Mapping QTL affecting a systemic sclerosis-like disorder in a cross between UCD-200 and red jungle fowl chickens
Highlights
► The UCD-200 chicken model for human systemic sclerosis has been analysed. ► A cross between the UCD-200 chicken and its ancestor have been used for QTLmapping. ► Three suggestive disease predisposing loci have been mapped to chromosome 2, 12 and 14. ► Several potential candidate genes are located within the identified QTL regions. ► Three of the orthologues have been suggested to be involved in human systemic sclerosis.
Introduction
Systemic sclerosis (SSc) or scleroderma is a rare autoimmune disease of the skin and internal organs such as the gastrointestinal tract, lungs, kidneys and heart. It is characterized by microvascular damage, immune dysfunction, and excessive deposition of extracellular matrix (ECM) (Chizzolini, 2007). The aetiology of SSc is poorly understood but it is generally accepted that both environmental and genetic factors contribute to the disease. Some recent genetic studies have identified association between several genes and SSc in humans, including common allelic variants in Exocyst complex component 2-Interferon regulatory factor 4 (EXOC2-IRF4), Cluster of differentiation 247 (CD247), Transforming growth factor beta receptor I (TGFBR1), Collagen alpha 2(I) chain (COL1A2) and Secreted protein acidic and rich in cystein (SPARC) (Pannu et al., 2006, Radstake et al., 2010, Zhou et al., 2003). However, not all of them could be confirmed in independent studies (Agarwal, 2010, Lagan et al., 2005). Some possible reasons for the different results might be clinical heterogeneity within patients diagnosed with SSc, small effects of single genes on SSc predisposition, and low disease incidence, meaning that effects can be missed unless very large cohorts are examined.

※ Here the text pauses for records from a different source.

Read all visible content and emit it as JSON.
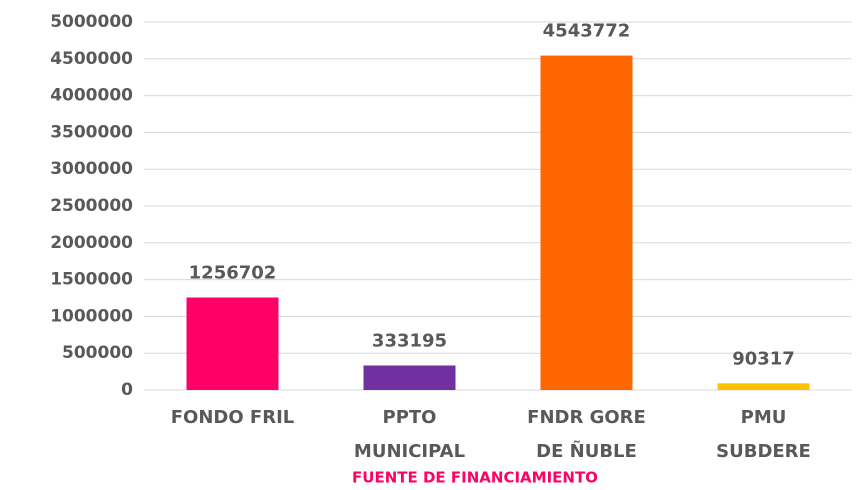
{
  "chart_data": {
    "type": "bar",
    "categories": [
      [
        "FONDO FRIL"
      ],
      [
        "PPTO",
        "MUNICIPAL"
      ],
      [
        "FNDR GORE",
        "DE ÑUBLE"
      ],
      [
        "PMU",
        "SUBDERE"
      ]
    ],
    "values": [
      1256702,
      333195,
      4543772,
      90317
    ],
    "colors": [
      "#ff0066",
      "#7030a0",
      "#ff6600",
      "#ffc000"
    ],
    "x_label": "FUENTE DE FINANCIAMIENTO",
    "ylim": [
      0,
      5000000
    ],
    "yticks": [
      0,
      500000,
      1000000,
      1500000,
      2000000,
      2500000,
      3000000,
      3500000,
      4000000,
      4500000,
      5000000
    ],
    "grid": true
  }
}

Genetic studies in animal models can provide a valuable complement to human studies because experimental crosses can be generated. Animal models also enable in-depth experimental validation and exploration of the molecular basis of identified genes (Andersson and Georges, 2004). One of the best animal models for SSc is the University of California at Davis-line 200 chicken (UCD-200). UCD-200 chickens develop a hereditary disease displaying all the disease characteristics of human SSc, including the typical microvascular alterations, perivascular mononuclear cell infiltration, fibrosis of skin and viscera, and autoantibody production, e.g. anti-nuclear antibodies (ANA), and anti-endothelial cell antibodies (AECA) (Beyer et al., 2010, Gershwin et al., 1981). There are clear genetic, immunological and environmental influences on disease outcome in similarity with the human condition including a difference in disease frequency between the sexes (Beyer et al., 2010, Gershwin et al., 1981, Wick et al., 2006). Chickens are ideal for genetic studies since large numbers of offspring can rapidly be produced from each pair of parents, and phenotypic characteristics are easily assessed. Another advantage of the UCD-200 chicken model of SSc compared to other animal models for SSc, is the opportunity to study the disease in the embryo, i.e. long before clinical and immunological symptoms emerge. In common with many autoimmune diseases, women tend to be more affected with SSc than men, but in crosses including the UCD-200 line, males have a higher disease incidence (Selmi et al., 2006, Wick et al., 2006). However, in both chickens and humans it is the homogametic sex that is more affected; male birds are homogametic ZZ and female birds are ZW.
One to two weeks after hatching, UCD-200 birds manifest typical comb lesions with a current incidence of 97.5% (Wick et al., 2006). Disease progression starts with erythema and oedema of the comb leading to necrosis and, in most cases, loss of the comb. These lesions are considered equivalent to fingertip ulcers in human SSc. Some of the animals also show ischemic lesions of toes or develop dermal lesions at the neck. In the inflammatory phase of the disease, T-cell receptor (TCR)γ/δ+/CD3+/MHC class II− T-cells prevail in the stratum papillare, while TCRα/β+/CD3+/CD4+/MHC class II+ T-cells predominate in the deeper dermis. The early inflammatory stage subsequently progresses to a chronic stage characterized by fibrosis with excessive accumulation of collagen types I, III, and VI. Visceral involvement occurs in the oesophagus, small intestine, lungs, and kidneys with early vascular alterations and inflammation, followed by fibrosis (Nguyen et al., 2000, Wick et al., 2006).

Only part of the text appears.